Le recours accru au crédit bancaire marque un début d’année dynamique pour le secteur financier tunisien. Selon l’analyste financier Bassem Neifer, les prêts accordés par les banques tunisiennes ont connu une hausse notable jusqu’à fin février 2025, comme l’indique le dernier rapport de la Banque centrale de Tunisie.
Lors de son passage hier jeudi 10 avril sur Express FM, Neifer a expliqué que cette augmentation survient malgré un taux d’intérêt directeur élevé de 8 %, alors en vigueur avant sa récente réduction.
“La majorité des prêts sont de courte durée et utilisés pour le fonctionnement quotidien des entreprises : paiement des salaires, achats de stocks, règlements fournisseurs… Ce dynamisme reflète une certaine activité économique, mais aussi des tensions de trésorerie”, a précisé l’économiste.
Crédit, loi sur les chèques et tension de liquidités
Une des explications avancées par Neifer est l’impact indirect de la nouvelle législation encadrant les chèques, qui pousse les entreprises à se tourner davantage vers les financements formels.
Cependant, il a alerté qu’une augmentation du recours à l’emprunt, sans hausse proportionnelle de l’activité ou des prix, signifie souvent des marges réduites. “Les entreprises vendent au même prix, mais avec un coût financier plus élevé”, a-t-il encore précisé, tout en ajoutant que ce phénomène participe à la hausse des prix observée sur plusieurs produits, contribuant à une pression supplémentaire sur l’inflation.
Du côté du secteur agricole, il a indiqué que les récentes pluies abondantes ont stimulé les investissements dans les cultures et les équipements, dopant ainsi la demande de crédits à moyen et long terme.

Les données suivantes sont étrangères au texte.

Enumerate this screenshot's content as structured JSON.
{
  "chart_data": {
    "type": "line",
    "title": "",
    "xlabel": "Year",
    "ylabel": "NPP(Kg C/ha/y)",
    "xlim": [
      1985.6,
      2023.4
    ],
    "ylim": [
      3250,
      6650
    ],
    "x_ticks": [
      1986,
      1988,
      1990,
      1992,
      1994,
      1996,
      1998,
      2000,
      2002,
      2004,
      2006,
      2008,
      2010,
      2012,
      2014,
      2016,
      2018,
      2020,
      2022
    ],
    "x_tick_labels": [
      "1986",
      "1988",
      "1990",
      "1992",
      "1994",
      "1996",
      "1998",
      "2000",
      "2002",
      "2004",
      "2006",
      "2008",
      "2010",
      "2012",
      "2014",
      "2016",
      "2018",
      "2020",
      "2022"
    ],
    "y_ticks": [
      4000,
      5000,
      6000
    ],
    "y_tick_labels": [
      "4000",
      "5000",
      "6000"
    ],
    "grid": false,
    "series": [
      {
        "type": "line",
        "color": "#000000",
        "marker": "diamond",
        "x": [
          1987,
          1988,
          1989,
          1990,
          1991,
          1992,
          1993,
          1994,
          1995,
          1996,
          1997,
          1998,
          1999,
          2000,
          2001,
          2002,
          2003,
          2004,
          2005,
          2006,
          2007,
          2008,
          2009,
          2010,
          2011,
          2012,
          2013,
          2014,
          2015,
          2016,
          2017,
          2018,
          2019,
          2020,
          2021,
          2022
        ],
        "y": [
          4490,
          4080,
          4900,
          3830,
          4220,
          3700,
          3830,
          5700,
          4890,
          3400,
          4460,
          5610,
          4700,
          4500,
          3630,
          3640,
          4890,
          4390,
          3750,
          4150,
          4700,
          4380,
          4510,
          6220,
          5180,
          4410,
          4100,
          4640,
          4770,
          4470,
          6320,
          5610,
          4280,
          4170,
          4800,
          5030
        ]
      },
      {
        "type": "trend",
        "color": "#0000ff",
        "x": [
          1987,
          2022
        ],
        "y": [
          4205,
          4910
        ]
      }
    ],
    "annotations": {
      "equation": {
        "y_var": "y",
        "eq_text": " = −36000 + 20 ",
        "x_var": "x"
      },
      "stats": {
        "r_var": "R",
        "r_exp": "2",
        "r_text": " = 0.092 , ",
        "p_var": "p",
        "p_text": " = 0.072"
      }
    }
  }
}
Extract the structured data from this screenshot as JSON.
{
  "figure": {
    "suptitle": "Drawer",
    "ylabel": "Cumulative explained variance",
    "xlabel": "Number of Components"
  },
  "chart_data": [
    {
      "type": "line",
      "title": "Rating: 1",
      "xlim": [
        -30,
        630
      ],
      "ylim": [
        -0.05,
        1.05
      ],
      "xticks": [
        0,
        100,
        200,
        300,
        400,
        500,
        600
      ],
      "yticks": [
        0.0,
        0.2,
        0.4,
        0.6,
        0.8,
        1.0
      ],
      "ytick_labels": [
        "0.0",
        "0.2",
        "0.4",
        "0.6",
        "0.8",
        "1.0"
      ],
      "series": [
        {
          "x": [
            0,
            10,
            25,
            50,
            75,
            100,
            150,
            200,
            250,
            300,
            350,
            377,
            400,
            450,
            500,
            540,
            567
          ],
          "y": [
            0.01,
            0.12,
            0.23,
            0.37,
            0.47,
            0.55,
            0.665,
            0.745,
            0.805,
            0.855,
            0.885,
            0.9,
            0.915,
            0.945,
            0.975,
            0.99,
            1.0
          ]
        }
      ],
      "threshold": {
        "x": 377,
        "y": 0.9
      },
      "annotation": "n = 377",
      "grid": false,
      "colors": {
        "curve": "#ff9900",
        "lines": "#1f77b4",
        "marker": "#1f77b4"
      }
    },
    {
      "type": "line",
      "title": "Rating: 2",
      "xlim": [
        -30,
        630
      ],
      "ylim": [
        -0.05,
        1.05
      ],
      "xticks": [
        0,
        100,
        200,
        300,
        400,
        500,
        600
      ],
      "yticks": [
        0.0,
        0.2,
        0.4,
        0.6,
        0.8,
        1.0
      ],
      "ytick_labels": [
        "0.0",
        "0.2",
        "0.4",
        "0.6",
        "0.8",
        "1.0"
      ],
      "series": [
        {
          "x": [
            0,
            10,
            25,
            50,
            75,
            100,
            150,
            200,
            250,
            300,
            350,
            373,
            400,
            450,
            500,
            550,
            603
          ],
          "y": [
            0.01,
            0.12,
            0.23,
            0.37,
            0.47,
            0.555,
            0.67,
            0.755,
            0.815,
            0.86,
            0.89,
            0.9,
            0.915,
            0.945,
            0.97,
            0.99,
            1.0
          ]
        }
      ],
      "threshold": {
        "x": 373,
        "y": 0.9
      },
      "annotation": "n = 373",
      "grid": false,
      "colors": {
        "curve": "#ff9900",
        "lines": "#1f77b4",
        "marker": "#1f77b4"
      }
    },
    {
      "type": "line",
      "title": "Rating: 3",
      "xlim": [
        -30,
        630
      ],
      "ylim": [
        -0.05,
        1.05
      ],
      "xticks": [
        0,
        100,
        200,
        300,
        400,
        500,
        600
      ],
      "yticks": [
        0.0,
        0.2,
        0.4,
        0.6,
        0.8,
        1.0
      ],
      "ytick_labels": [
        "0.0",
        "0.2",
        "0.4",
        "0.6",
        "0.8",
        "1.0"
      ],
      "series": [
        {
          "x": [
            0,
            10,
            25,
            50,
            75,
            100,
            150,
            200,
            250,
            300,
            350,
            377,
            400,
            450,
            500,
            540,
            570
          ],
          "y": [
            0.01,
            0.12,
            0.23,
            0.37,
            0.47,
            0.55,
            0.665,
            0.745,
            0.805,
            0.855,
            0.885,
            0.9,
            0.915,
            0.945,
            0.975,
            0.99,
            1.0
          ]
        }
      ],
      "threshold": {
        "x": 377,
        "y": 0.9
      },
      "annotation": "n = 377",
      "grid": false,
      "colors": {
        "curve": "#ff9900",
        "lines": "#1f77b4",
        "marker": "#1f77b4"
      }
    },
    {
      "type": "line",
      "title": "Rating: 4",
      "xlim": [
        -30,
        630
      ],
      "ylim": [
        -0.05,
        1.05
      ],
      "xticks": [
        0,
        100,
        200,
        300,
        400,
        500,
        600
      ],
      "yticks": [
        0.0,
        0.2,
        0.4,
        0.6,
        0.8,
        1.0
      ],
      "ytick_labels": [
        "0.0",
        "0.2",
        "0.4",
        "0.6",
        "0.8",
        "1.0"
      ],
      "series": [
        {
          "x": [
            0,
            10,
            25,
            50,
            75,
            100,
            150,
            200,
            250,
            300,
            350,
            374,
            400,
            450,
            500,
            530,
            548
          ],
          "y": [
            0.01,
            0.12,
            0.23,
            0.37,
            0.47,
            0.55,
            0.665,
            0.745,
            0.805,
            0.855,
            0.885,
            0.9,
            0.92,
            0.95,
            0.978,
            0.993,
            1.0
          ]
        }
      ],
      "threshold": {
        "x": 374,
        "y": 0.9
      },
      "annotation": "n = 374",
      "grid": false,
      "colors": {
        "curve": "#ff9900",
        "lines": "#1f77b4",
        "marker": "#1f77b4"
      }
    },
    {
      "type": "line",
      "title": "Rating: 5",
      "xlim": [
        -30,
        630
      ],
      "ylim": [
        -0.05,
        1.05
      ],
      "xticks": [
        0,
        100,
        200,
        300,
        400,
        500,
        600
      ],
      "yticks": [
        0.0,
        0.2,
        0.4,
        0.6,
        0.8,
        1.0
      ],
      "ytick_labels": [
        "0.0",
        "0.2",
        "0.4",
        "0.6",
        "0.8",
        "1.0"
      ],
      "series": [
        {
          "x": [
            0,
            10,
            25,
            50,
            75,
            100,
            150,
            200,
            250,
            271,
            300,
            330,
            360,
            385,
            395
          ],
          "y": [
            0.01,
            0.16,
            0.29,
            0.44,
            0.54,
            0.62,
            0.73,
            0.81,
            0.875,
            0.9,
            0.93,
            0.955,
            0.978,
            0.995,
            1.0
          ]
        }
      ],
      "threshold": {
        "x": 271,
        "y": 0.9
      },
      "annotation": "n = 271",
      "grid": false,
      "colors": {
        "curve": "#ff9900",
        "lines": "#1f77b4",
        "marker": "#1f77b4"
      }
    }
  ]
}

À l’inverse, le secteur industriel affiche un recul de 0,8 % des crédits au mois de février. En cause : un affaiblissement de la demande extérieure, alors que l’industrie tunisienne est majoritairement tournée vers l’export.
Neifer a aussi cité les nouvelles barrières douanières annoncées par le président américain Donald Trump, dont les effets retardés pourraient affecter la croissance de la zone euro de 0,5 à 1 %, avec des répercussions directes sur les exportations tunisiennes.
Crédit aux particuliers en hausse malgré les contraintes
Les particuliers ne sont pas en reste. Le crédit à la consommation progresse lentement, tandis que les prêts immobiliers enregistrent une hausse annuelle de 5,2 %, encouragés notamment par la baisse de la TVA sur certains produits liés à l’habitat.
Néanmoins, l’offre reste limitée face à la demande, notamment en raison des critères stricts d’octroi et des coûts de financement élevés, parfois au-delà de 10 % pour le taux effectif global (TEG).
Face à cette situation, Neifer a indiqué qu’il y a une contradiction inquiétante entre la hausse du taux d’endettement, le faible niveau de croissance, la faible épargne nationale et des demandes record de financement de l’État.
Le secteur bancaire, selon lui, ne peut continuer à porter seul la dynamique économique sans une amélioration globale du climat financier, fiscal et économique.
“Le système bancaire ne peut pas prendre des risques illimités. La reprise du crédit dépendra de l’amélioration des fondamentaux macroéconomiques”, a-t-il encore précisé.